The operational impact of the feeder suspension was highlighted by Moosajee’s recent experience leading a youth employment initiative. During an April outreach program organized around World Public Transport Day, the group arrived at a Rea Vaya station only to find it shuttered, with the operator having halted services. She explained that the bus rapid transit model was never intended to function in isolation. Its design relies on a three-tier structure—trunk, complimentary, and feeder routes—where the latter connects residents from residential areas to main interchange stations. Removing the feeder component, she argued, effectively severs the network’s foundation.
Moosajee also pointed to a growing disconnect between transit policy and lived commuter reality. She observed that many officials and elected representatives who shape mobility budgets rarely rely on public transit themselves. “Most of those making these calls are car-dependent. They never wait in queues or navigate fare structures, so they remain detached from the daily hardships commuters face,” she noted. While Moosajee acknowledged her own use of a private vehicle, she maintained a commitment to riding public transit to stay grounded in its operational realities and to champion a more socially integrated city where executives and general workers share the same commute.
The former transport chief stressed that major service alterations should never occur through purely administrative channels. Such decisions, she argued, require formal council resolutions and proper political oversight. The challenge is further complicated by South Africa’s concurrent transport mandates, which split authority across national, provincial, and municipal levels. While this overlapping framework has long created jurisdictional friction, Moosajee suggested that recent national directives—which cite rollout inefficiencies and call for a funding pause—have been interpreted in ways that disproportionately penalize everyday riders.

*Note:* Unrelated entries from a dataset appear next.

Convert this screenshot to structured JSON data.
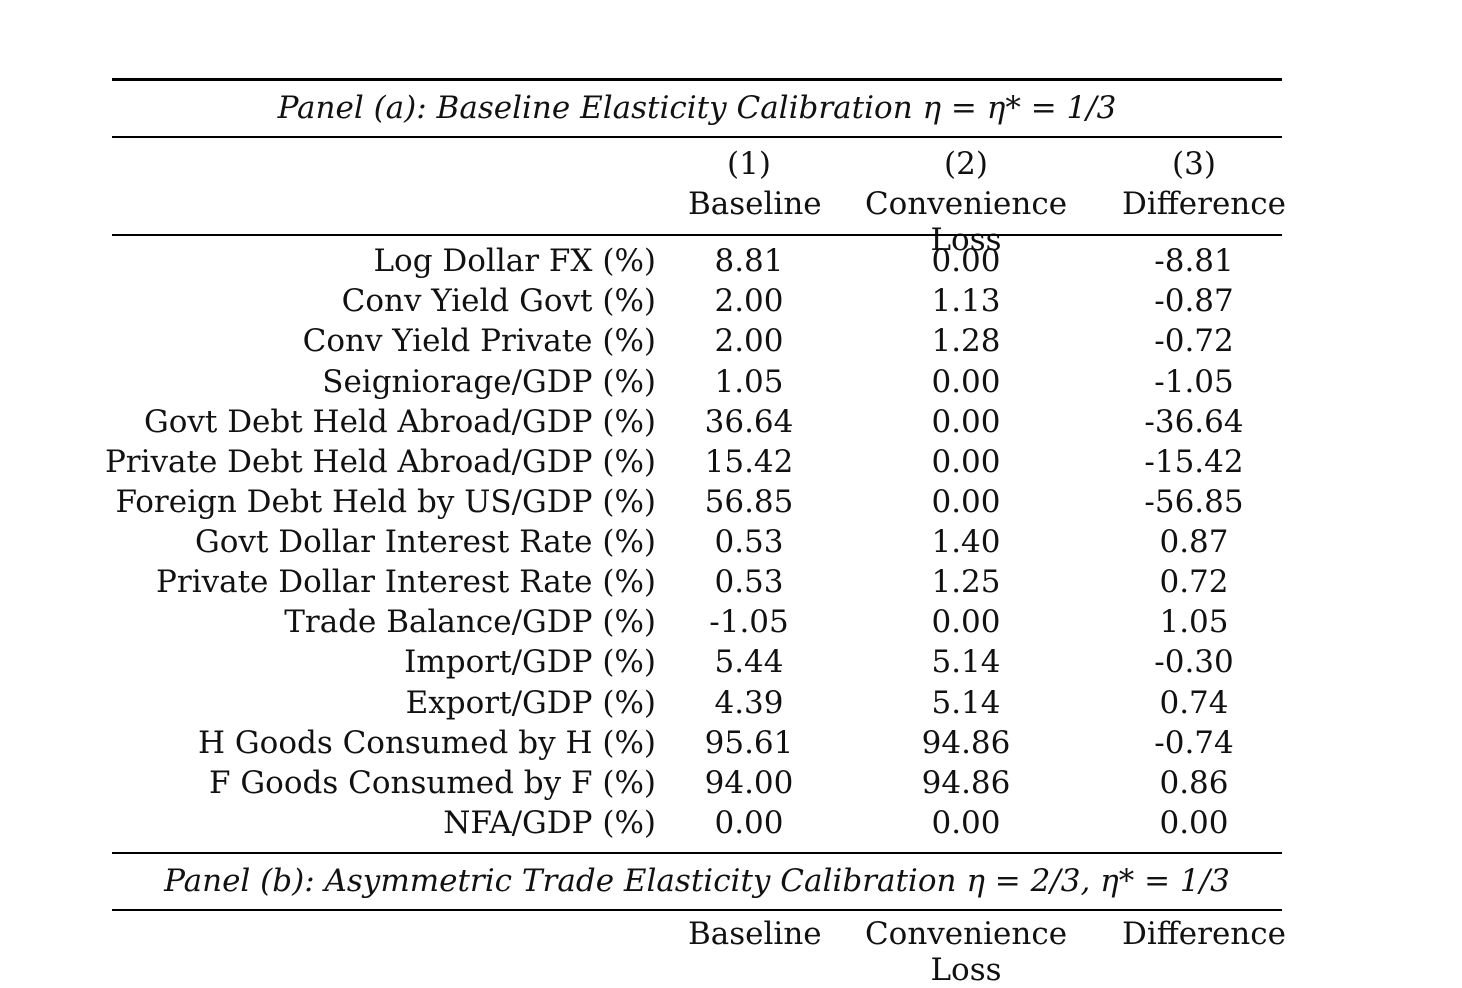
{
  "panel_a": {
    "title": "Panel (a): Baseline Elasticity Calibration η = η* = 1/3",
    "columns": [
      {
        "number": "(1)",
        "label": "Baseline"
      },
      {
        "number": "(2)",
        "label": "Convenience Loss"
      },
      {
        "number": "(3)",
        "label": "Difference"
      }
    ],
    "rows": [
      {
        "label": "Log Dollar FX (%)",
        "baseline": "8.81",
        "convenience_loss": "0.00",
        "difference": "-8.81"
      },
      {
        "label": "Conv Yield Govt (%)",
        "baseline": "2.00",
        "convenience_loss": "1.13",
        "difference": "-0.87"
      },
      {
        "label": "Conv Yield Private (%)",
        "baseline": "2.00",
        "convenience_loss": "1.28",
        "difference": "-0.72"
      },
      {
        "label": "Seigniorage/GDP (%)",
        "baseline": "1.05",
        "convenience_loss": "0.00",
        "difference": "-1.05"
      },
      {
        "label": "Govt Debt Held Abroad/GDP (%)",
        "baseline": "36.64",
        "convenience_loss": "0.00",
        "difference": "-36.64"
      },
      {
        "label": "Private Debt Held Abroad/GDP (%)",
        "baseline": "15.42",
        "convenience_loss": "0.00",
        "difference": "-15.42"
      },
      {
        "label": "Foreign Debt Held by US/GDP (%)",
        "baseline": "56.85",
        "convenience_loss": "0.00",
        "difference": "-56.85"
      },
      {
        "label": "Govt Dollar Interest Rate (%)",
        "baseline": "0.53",
        "convenience_loss": "1.40",
        "difference": "0.87"
      },
      {
        "label": "Private Dollar Interest Rate (%)",
        "baseline": "0.53",
        "convenience_loss": "1.25",
        "difference": "0.72"
      },
      {
        "label": "Trade Balance/GDP (%)",
        "baseline": "-1.05",
        "convenience_loss": "0.00",
        "difference": "1.05"
      },
      {
        "label": "Import/GDP (%)",
        "baseline": "5.44",
        "convenience_loss": "5.14",
        "difference": "-0.30"
      },
      {
        "label": "Export/GDP (%)",
        "baseline": "4.39",
        "convenience_loss": "5.14",
        "difference": "0.74"
      },
      {
        "label": "H Goods Consumed by H (%)",
        "baseline": "95.61",
        "convenience_loss": "94.86",
        "difference": "-0.74"
      },
      {
        "label": "F Goods Consumed by F (%)",
        "baseline": "94.00",
        "convenience_loss": "94.86",
        "difference": "0.86"
      },
      {
        "label": "NFA/GDP (%)",
        "baseline": "0.00",
        "convenience_loss": "0.00",
        "difference": "0.00"
      }
    ]
  },
  "panel_b": {
    "title": "Panel (b): Asymmetric Trade Elasticity Calibration η = 2/3, η* = 1/3",
    "columns": [
      {
        "label": "Baseline"
      },
      {
        "label": "Convenience Loss"
      },
      {
        "label": "Difference"
      }
    ]
  }
}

Economic and safety trade-offs are already emerging for vulnerable commuters. Moosajee shared that young workers participating in an urban agriculture program in Claremont are forced to choose between affordable but potentially unsafe rail travel during extreme hours or cost-prohibitive alternative transit. For some, she noted, transportation expenses consume so much of their stipends or wages that employment becomes financially unviable. “People are effectively working just to pay for their commute,” she said, emphasizing that transit costs directly dictate household income and job accessibility.
Drawing a contrast to the 2010 World Cup era, when the Rea Vaya network was accelerated to modernize urban mobility, Moosajee expressed disappointment at the current trajectory of service reductions rather than integrated expansion. She urged policymakers to recognize that transit infrastructure intersects directly with spatial planning, job retention, and community cohesion.
“Public transport must be the last service we consider cutting, not the first,” Moosajee concluded. “Ignoring its role in economic stability and social equity carries severe consequences for households, businesses, and the city’s long-term development.”